1 (18 ounce) package lemon flavored Jell-O mix
1 (3 ounce) package instant coconut cream pudding mix
1 (8 ounce) package cream cheese, softened
1 (3 ounce) package instant coconut cream pudding mix
1 (3 ounce) package instant coconut cream pudding mix
1 (3 ounce) package instant coconut cream pudding mix
1 (3 ounce) package instant coconut cream pudding mix
1 (3 ounce) package instant coconut cream pudding mix
1 (3.5 ounce) package instant coconut cream pudding mix
1 (3 ounce) package instant coconut cream pudding mix
1 (3.5 ounce) package instant coconut cream pudding mix
1 (3.5 ounce) package instant coconut cream pudding mix
1 (3 ounce) package instant coconut cream pudding mix
In a medium bowl, mix together lemon flavored gelatin, pudding mix, cream cheese and instant coconut cream pudding mix.

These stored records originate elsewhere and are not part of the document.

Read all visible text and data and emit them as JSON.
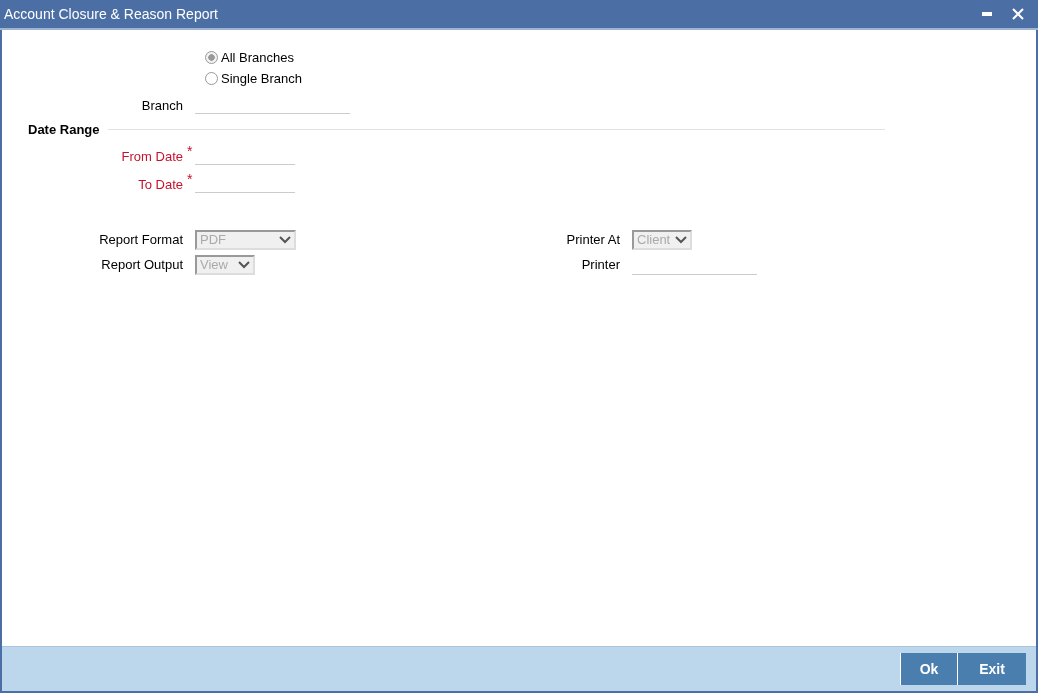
{
  "window": {
    "title": "Account Closure & Reason Report"
  },
  "branch_scope": [
    {
      "label": "All Branches",
      "selected": true
    },
    {
      "label": "Single Branch",
      "selected": false
    }
  ],
  "branch": {
    "label": "Branch"
  },
  "date_range": {
    "title": "Date Range",
    "fields": [
      {
        "label": "From Date",
        "required": true,
        "required_mark": "*"
      },
      {
        "label": "To Date",
        "required": true,
        "required_mark": "*"
      }
    ]
  },
  "report": {
    "left": [
      {
        "label": "Report Format",
        "kind": "select",
        "value": "PDF",
        "disabled": true
      },
      {
        "label": "Report Output",
        "kind": "select",
        "value": "View",
        "disabled": true
      }
    ],
    "right": [
      {
        "label": "Printer At",
        "kind": "select",
        "value": "Client",
        "disabled": true
      },
      {
        "label": "Printer",
        "kind": "text"
      }
    ]
  },
  "buttons": [
    "Ok",
    "Exit"
  ]
}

Stir until well blended. Pour into 8-inch square pan.
Bake in preheated oven for 60 minutes, or until a toothpick inserted into center of the cake comes out clean. Cool completely.

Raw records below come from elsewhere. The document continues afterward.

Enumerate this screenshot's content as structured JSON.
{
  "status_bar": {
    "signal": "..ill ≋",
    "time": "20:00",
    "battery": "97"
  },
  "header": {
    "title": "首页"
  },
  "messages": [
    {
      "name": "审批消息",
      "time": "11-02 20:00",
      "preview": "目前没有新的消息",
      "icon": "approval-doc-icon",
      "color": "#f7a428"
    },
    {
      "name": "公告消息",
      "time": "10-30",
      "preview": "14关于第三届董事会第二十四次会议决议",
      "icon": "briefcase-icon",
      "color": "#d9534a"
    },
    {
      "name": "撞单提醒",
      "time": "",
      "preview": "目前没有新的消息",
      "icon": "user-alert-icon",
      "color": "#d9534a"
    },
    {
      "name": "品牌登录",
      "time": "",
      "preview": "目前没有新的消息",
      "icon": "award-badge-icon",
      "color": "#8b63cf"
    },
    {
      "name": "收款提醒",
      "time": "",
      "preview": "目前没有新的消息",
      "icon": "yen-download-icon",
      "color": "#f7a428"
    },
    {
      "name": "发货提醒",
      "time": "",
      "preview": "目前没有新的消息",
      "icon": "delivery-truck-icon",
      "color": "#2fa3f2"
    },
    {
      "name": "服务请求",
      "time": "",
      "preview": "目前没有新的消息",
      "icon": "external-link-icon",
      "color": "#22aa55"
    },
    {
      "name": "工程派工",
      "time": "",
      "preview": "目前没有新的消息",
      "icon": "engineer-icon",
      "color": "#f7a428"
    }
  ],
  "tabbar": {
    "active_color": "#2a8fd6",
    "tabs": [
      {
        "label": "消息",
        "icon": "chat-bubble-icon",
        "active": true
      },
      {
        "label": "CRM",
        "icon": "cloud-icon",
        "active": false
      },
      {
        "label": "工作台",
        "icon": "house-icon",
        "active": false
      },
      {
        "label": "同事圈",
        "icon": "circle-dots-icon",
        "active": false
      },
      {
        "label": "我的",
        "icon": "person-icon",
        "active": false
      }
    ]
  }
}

In a large bowl, beat cream cheese and instant coconut cream pudding until smooth. Beat in coconut cream pudding mix and instant coconut cream pudding mix. Pour into 8-inch square pan.
When the cake is cool, cut into squares. Place 1 teaspoon of the whipped cream into each square of cake. Place 2 tablespoons of the whipped cream over each pineapple wedge.